Finch appealed to Rosas for another reason — his personality and track record of success also fit what Houston was looking for out of its D-League coach.

"The thing that stood out the most to me was his canny ability to just make the most out of his players and his situations wherever he went," Rosas said. "You want that from a coach at any level, but especially at the minor league level, because the roster is always changing there."

The Rockets used the D-League [now G-League] as a workshop. Nurse, who coached there after Finch, said the Vipers never took any non-paint twos, even in warmups. They demanded players take a three after every out-of-bounds pass.

"It was lots of laboratory stuff," Nurse said.

The experiments were successful. Finch and Rosas won the championship in 2010 and were runners-up in 2011. It made Finch a popular candidate to become an NBA assistant and the Rockets promoted him to their staff from 2011-16. He had stints in Denver, New Orleans and then Toronto this season to coach with Nurse, along with coaching England in the 2012 Olympics.

Rosas moved from the Rockets front office to become Timberwolves president of basketball operations on May 1, 2019. He considered Finch before retaining interim coach Ryan Saunders, but with the Wolves floundering this season, he fired Saunders in February and hired Finch on the same weekend.

"Chris and I always had a friendship, and it's more about like challenging each other …" Rosas said. "I kept up with him through his career in terms of what he was doing to support and challenge him. He did the same for me as an outside perspective of, how can he be better, how can I be better?

"There's a mutual respect. Any time you work together and have success together and go through all the ups and downs, whether it's with a minor league team or the NBA team, there's a bond."

A new challenge

Rosas was decisive in making Finch his coach to replace Saunders.

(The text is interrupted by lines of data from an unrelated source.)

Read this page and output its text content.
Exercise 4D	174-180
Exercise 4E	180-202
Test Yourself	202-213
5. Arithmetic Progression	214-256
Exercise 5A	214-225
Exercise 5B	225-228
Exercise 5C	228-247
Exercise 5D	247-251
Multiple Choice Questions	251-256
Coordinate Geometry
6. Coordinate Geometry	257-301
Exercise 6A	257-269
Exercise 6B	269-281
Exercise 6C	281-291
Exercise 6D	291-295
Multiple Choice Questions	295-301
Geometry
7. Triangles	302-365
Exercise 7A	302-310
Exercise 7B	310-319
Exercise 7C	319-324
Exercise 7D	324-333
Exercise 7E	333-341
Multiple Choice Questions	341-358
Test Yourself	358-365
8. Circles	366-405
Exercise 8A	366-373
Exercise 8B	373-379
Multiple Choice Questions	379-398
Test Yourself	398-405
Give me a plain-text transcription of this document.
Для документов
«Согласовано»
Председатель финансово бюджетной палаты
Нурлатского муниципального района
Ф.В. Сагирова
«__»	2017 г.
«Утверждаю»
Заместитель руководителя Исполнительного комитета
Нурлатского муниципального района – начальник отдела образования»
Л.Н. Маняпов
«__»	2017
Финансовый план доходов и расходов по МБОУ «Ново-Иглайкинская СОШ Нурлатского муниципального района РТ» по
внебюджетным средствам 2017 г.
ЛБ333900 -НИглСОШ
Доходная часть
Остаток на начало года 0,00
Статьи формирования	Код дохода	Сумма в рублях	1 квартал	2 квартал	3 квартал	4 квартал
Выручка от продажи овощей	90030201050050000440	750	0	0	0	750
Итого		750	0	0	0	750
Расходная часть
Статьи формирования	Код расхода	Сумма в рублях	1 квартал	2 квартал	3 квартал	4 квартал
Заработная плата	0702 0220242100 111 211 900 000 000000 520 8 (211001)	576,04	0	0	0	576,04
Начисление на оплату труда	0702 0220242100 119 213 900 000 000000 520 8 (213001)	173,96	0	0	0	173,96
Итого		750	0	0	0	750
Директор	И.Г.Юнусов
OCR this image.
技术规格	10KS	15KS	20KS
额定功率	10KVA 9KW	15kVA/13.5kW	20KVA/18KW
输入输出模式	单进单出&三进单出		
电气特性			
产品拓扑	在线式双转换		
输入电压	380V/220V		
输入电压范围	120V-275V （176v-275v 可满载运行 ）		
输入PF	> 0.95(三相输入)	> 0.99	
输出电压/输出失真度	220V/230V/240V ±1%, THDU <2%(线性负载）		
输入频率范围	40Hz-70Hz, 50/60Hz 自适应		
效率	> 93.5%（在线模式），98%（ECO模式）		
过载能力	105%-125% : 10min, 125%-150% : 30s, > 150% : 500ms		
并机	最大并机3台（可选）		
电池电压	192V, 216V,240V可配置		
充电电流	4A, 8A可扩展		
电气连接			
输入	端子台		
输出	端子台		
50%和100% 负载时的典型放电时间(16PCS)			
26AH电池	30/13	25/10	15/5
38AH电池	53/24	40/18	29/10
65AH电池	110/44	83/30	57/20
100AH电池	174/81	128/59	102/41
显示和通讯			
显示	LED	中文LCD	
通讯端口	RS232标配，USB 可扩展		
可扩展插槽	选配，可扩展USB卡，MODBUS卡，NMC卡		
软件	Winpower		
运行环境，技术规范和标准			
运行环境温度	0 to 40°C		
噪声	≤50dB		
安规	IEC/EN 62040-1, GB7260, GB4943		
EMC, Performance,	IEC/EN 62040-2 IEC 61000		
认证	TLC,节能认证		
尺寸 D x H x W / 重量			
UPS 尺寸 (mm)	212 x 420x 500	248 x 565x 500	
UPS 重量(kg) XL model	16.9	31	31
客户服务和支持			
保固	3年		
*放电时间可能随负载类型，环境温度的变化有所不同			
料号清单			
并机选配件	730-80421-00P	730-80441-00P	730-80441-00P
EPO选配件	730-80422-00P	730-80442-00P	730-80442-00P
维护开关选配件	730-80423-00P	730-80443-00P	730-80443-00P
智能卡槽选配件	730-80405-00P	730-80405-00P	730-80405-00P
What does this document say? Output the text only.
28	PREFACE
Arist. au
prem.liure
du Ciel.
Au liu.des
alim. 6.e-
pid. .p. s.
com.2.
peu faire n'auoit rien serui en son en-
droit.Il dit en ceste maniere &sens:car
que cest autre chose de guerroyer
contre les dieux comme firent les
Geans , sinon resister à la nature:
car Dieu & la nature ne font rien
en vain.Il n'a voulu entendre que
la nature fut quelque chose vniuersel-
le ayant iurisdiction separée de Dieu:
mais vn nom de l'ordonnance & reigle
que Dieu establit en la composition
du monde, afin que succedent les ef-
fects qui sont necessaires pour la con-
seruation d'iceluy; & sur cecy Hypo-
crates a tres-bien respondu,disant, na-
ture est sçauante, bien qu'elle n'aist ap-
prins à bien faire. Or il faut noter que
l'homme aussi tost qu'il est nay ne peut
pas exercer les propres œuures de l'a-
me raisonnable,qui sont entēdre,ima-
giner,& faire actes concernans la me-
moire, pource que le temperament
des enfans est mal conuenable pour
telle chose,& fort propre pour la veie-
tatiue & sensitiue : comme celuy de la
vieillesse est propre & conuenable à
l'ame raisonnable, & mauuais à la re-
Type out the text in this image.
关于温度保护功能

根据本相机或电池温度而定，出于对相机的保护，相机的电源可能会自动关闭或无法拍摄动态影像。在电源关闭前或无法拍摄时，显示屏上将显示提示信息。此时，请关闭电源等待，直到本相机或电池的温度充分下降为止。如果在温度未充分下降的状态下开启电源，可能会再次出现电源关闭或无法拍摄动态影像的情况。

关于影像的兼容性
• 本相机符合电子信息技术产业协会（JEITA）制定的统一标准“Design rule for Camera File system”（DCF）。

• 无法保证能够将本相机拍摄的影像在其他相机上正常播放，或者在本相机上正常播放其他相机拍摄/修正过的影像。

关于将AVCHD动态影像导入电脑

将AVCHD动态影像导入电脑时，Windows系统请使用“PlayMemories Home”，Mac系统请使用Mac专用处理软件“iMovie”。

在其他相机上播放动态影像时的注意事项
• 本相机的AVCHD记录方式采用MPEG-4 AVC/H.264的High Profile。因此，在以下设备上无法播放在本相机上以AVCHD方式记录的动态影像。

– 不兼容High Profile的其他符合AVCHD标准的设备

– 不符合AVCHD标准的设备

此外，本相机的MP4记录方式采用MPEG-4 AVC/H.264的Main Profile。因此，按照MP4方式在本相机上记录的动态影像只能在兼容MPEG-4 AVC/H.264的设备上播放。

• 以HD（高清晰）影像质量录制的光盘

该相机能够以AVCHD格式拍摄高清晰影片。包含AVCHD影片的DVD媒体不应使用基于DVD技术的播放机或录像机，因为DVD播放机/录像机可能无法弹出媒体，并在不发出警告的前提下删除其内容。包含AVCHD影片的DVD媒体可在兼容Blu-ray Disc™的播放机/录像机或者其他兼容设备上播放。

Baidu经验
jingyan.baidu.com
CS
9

It was a process that drew criticism from media and the National Basketball Coaches Association for a seemingly expedited search process that did not include Black or other minority candidates, specifically Wolves associate head coach David Vanterpool.

The speed at which Rosas moved to hire Finch underscored both Finch's demand on the coaching market and the conviction Rosas had that Finch is right for the job, and he didn't want to wait to make the move, even if success may have to wait a bit.

Former Wolves forward Luol Deng, who played for Finch in the 2012 Olympics, said Finch has a good chance of being successful over time.

"He's great, man. He's a good coach, knows his X's and O's," Deng said. "Given a full year with those guys you will see the improvement. He's always pushing. He's a hard worker. He has a great connection with relating to his players."

Finch should find Minnesota to his liking after moving from Tampa, the Raptors' homesite this season.

"He's a water guy, lives on the water," said Nurse, who coached Toronto to the NBA title in 2019. "Boat, fish, loves to fish. He reads a lot of adventure, travel, wilderness, that kind of stuff."

Rosas felt Finch's experience at different levels of coaching has given him an ability to relate to players of all statuses, whether superstar or G-League hanger-on.

"We're not coaching basketball, we're coaching people, and that's really important in today's day and age," Finch said. "Gone are the days where it's about X's and O's. It's about X's, O's and whys. Players are really smart. They want to know the way. You have to consider their input into the why."

The Wolves and Rosas hope the reason they hired Finch becomes apparent in time. This time he has a dominant big man on his roster in Karl-Anthony Towns, and Finch has pledged to run the offense through him. Just because he played small once upon a time doesn't mean he can't play bigger now. If anything, Finch's track record has shown he can adapt to any situation and make it work, no matter how dire it may be.

And few situations have been as traditionally dire in the NBA as the Timberwolves'. Why not try something different?